Du rouge dans les yeux questionne autant l’émetteur que le récepteur sur son appréhension des affaires du monde, sur leur sens des responsabilités, sur leur capacité à établir des liens avec le passé pour éclairer le présent, sur leur désir d’apprendre et de partager avec les autres leurs inquiétudes, leurs joies et leurs réflexions.
Dès lors comment établir par le biais de l’interprétation une conversation fraternelle avec le public, afin de lui permettre de percevoir que ce qui est mis en jeu devant lui n’est pas produit par des donneurs de leçons. Exercice d’une extrême difficulté tant les problématiques abordées par Beretti sont délicates à traiter.
Mettre en scène un tel rapport avec le public suppose un pari assez vertigineux avec les interprètes sur le plateau : jour après jour, il s’agit de leur proposer un jeu qui les dévoile dans leur fragilité, d’engager avec eux une connivence de tous les instants qui leur permette de remettre en question la pratique de leur art, afin d’essayer d’éprouver l’essence même de ce qui fonde aujourd’hui pour moi, le dialogue entre le public et la scène.
Cette exigence interprétative humaine est cruciale car elle devra dialoguer avec la présence technique que le texte de Beretti nous impose : images et emails projetés sur les parois et le sol du décor.


19 août 2007
Cette semaine, la technique est entrée en scène avec son cortège de contraintes et de surprises.
Le résultat fut très stimulant pour les comédiens, leur permettant une nouvelle approche du plateau.

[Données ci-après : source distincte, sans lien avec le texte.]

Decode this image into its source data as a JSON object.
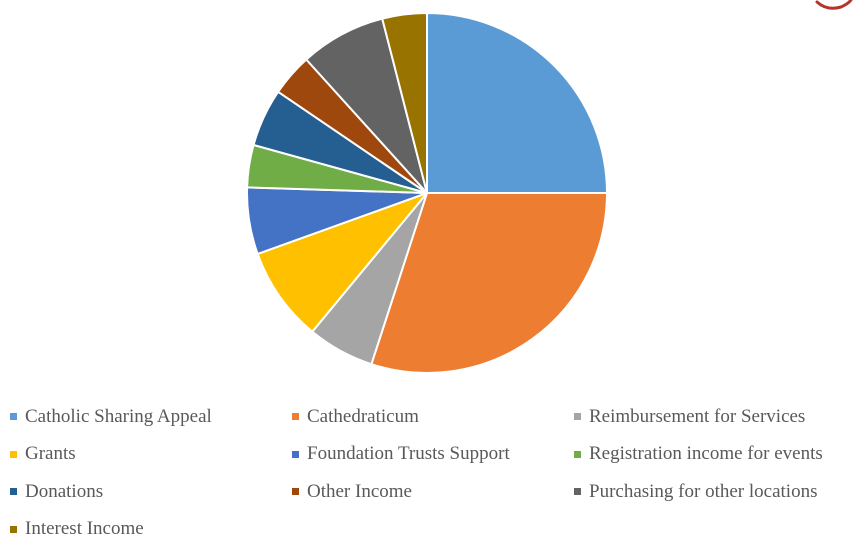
{
  "chart_data": {
    "type": "pie",
    "start_angle_deg": 0,
    "direction": "clockwise",
    "legend_position": "bottom",
    "slices": [
      {
        "label": "Catholic Sharing Appeal",
        "value": 25.0,
        "color": "#5b9bd5"
      },
      {
        "label": "Cathedraticum",
        "value": 30.0,
        "color": "#ed7d31"
      },
      {
        "label": "Reimbursement for Services",
        "value": 6.0,
        "color": "#a5a5a5"
      },
      {
        "label": "Grants",
        "value": 8.5,
        "color": "#ffc000"
      },
      {
        "label": "Foundation Trusts Support",
        "value": 6.0,
        "color": "#4472c4"
      },
      {
        "label": "Registration income for events",
        "value": 3.8,
        "color": "#70ad47"
      },
      {
        "label": "Donations",
        "value": 5.2,
        "color": "#255e91"
      },
      {
        "label": "Other Income",
        "value": 3.8,
        "color": "#9e480e"
      },
      {
        "label": "Purchasing for other locations",
        "value": 7.7,
        "color": "#636363"
      },
      {
        "label": "Interest Income",
        "value": 4.0,
        "color": "#997300"
      }
    ]
  },
  "decoration": {
    "corner_mark_color": "#b5352a"
  }
}
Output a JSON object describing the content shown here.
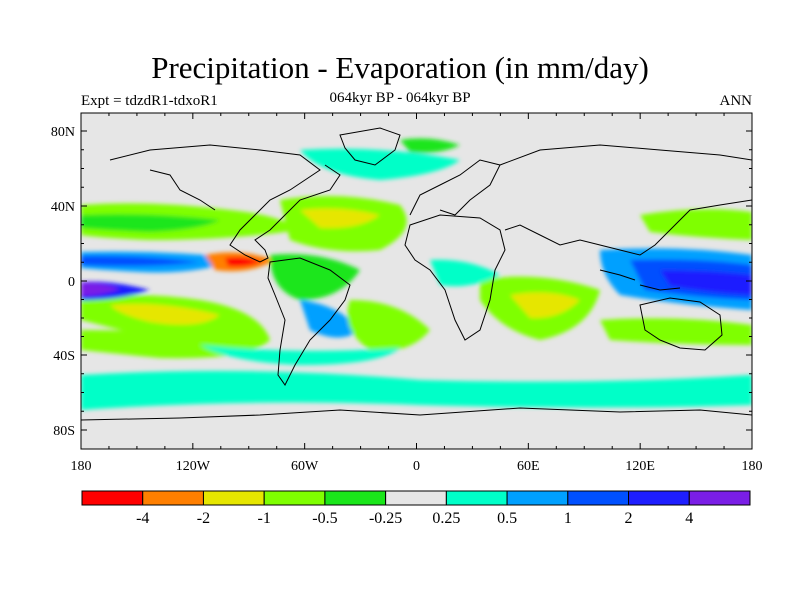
{
  "header": {
    "title": "Precipitation - Evaporation (in mm/day)",
    "subtitle": "064kyr BP - 064kyr BP",
    "experiment": "Expt = tdzdR1-tdxoR1",
    "season": "ANN"
  },
  "axes": {
    "x_ticks": [
      "180",
      "120W",
      "60W",
      "0",
      "60E",
      "120E",
      "180"
    ],
    "y_ticks": [
      "80N",
      "40N",
      "0",
      "40S",
      "80S"
    ]
  },
  "colorbar": {
    "colors": [
      "#ff0000",
      "#ff7f00",
      "#e6e600",
      "#7fff00",
      "#1ae61a",
      "#e6e6e6",
      "#00ffc8",
      "#00a0ff",
      "#0050ff",
      "#1e1eff",
      "#7a1ee6"
    ],
    "labels": [
      "-4",
      "-2",
      "-1",
      "-0.5",
      "-0.25",
      "0.25",
      "0.5",
      "1",
      "2",
      "4"
    ]
  },
  "map_legend_colors": {
    "ocean_background": "#e6e6e6",
    "coastline": "#000000"
  }
}
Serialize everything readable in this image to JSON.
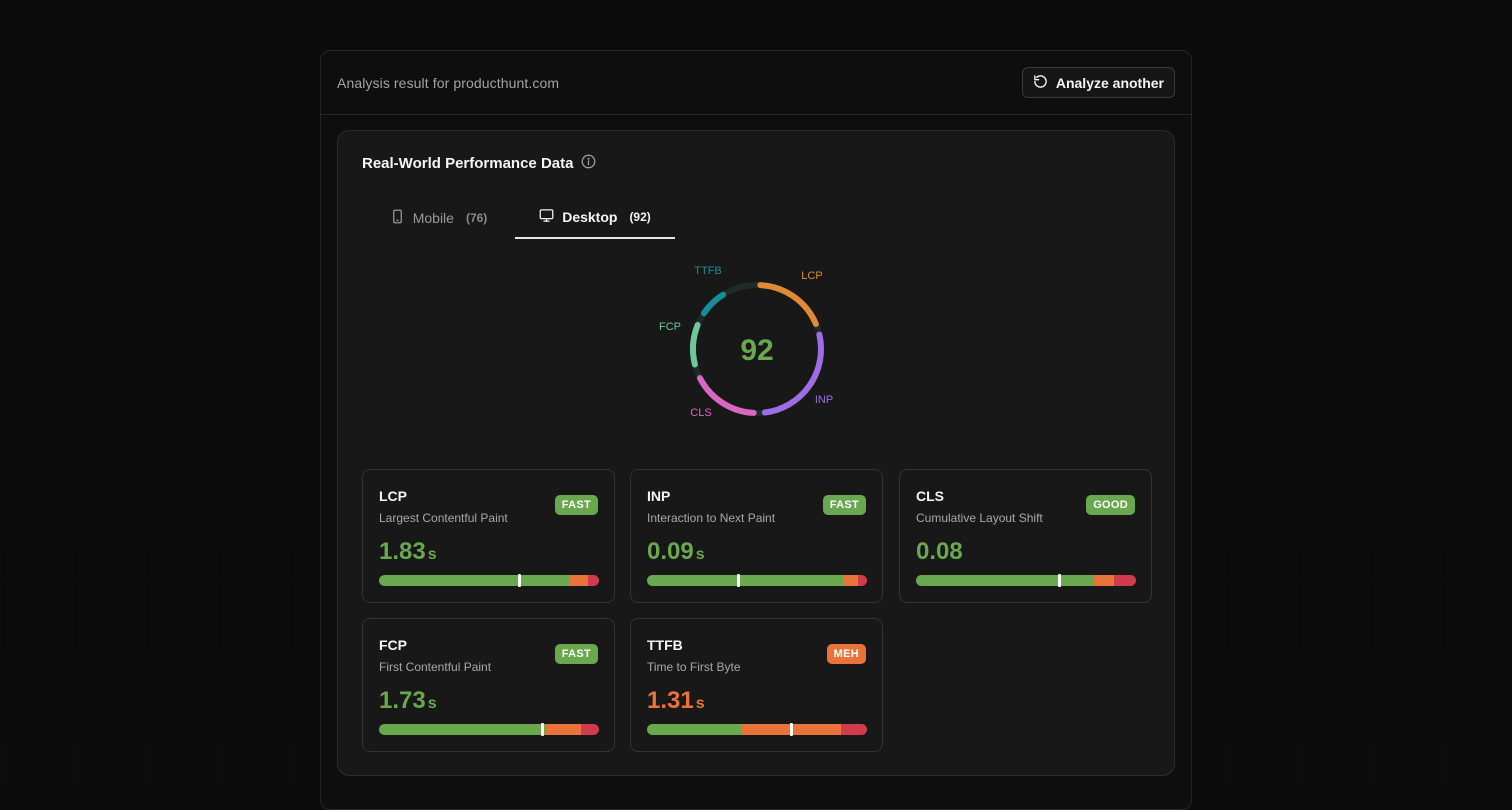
{
  "header": {
    "result_title": "Analysis result for producthunt.com",
    "analyze_button": "Analyze another"
  },
  "card": {
    "title": "Real-World Performance Data"
  },
  "tabs": [
    {
      "label": "Mobile",
      "count": "(76)",
      "icon": "smartphone-icon",
      "active": false
    },
    {
      "label": "Desktop",
      "count": "(92)",
      "icon": "monitor-icon",
      "active": true
    }
  ],
  "gauge": {
    "score": "92",
    "labels": {
      "lcp": "LCP",
      "inp": "INP",
      "cls": "CLS",
      "fcp": "FCP",
      "ttfb": "TTFB"
    },
    "colors": {
      "lcp": "#e08a38",
      "inp": "#9e6de6",
      "cls": "#d968c0",
      "fcp": "#6ec79a",
      "ttfb": "#168e99",
      "track": "#1f2a2a",
      "score": "#6aa84f"
    }
  },
  "colors": {
    "good": "#6aa84f",
    "meh": "#e8743b",
    "poor": "#d13b4b"
  },
  "metrics": [
    {
      "abbr": "LCP",
      "name": "Largest Contentful Paint",
      "badge": "FAST",
      "status": "good",
      "value": "1.83",
      "unit": "s",
      "segments": [
        0.87,
        0.08,
        0.05
      ],
      "marker": 0.635
    },
    {
      "abbr": "INP",
      "name": "Interaction to Next Paint",
      "badge": "FAST",
      "status": "good",
      "value": "0.09",
      "unit": "s",
      "segments": [
        0.89,
        0.07,
        0.04
      ],
      "marker": 0.415
    },
    {
      "abbr": "CLS",
      "name": "Cumulative Layout Shift",
      "badge": "GOOD",
      "status": "good",
      "value": "0.08",
      "unit": "",
      "segments": [
        0.81,
        0.09,
        0.1
      ],
      "marker": 0.65
    },
    {
      "abbr": "FCP",
      "name": "First Contentful Paint",
      "badge": "FAST",
      "status": "good",
      "value": "1.73",
      "unit": "s",
      "segments": [
        0.76,
        0.16,
        0.08
      ],
      "marker": 0.74
    },
    {
      "abbr": "TTFB",
      "name": "Time to First Byte",
      "badge": "MEH",
      "status": "meh",
      "value": "1.31",
      "unit": "s",
      "segments": [
        0.43,
        0.45,
        0.12
      ],
      "marker": 0.655
    }
  ]
}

Une relation ludique s’est ainsi établie entre le virtuel et le vivant pour mon plus grand plaisir.
Dès la semaine prochaine, il me faudra affiner ce dialogue, équilibrer les rapports de force. Notre travail est d’une extrême délicatesse, et nous avons tous conscience qu’un rien peut faire basculer cette proposition de jeu si ténue et si tendue du côté de l’application d’un savoir-faire.
Je ne sais pas ce que nous allons trouver ensemble d’ici au 5 septembre, puisque je découvre jour après jour ce que cet écrit recèle encore de nuances interprétatives.
Jamais un texte ne m’aura autant questionné sur ma pratique et sur les raisons essentielles qui me poussent, quotidiennement, à défendre l’indispensable conversation ludique et responsable qui se perpétue entre le théâtre et les spectateurs sur l’état du monde.
D’ici 15 jours, le texte de Beretti sera présenté au public. Nous saurons alors si la rencontre tant espérée aura lieu.
Le théâtre est ainsi fait, la pertinence d’un texte se vérifie par sa mise à l’épreuve à la scène et par sa réception par le public. Tout autre commentaire est superflu.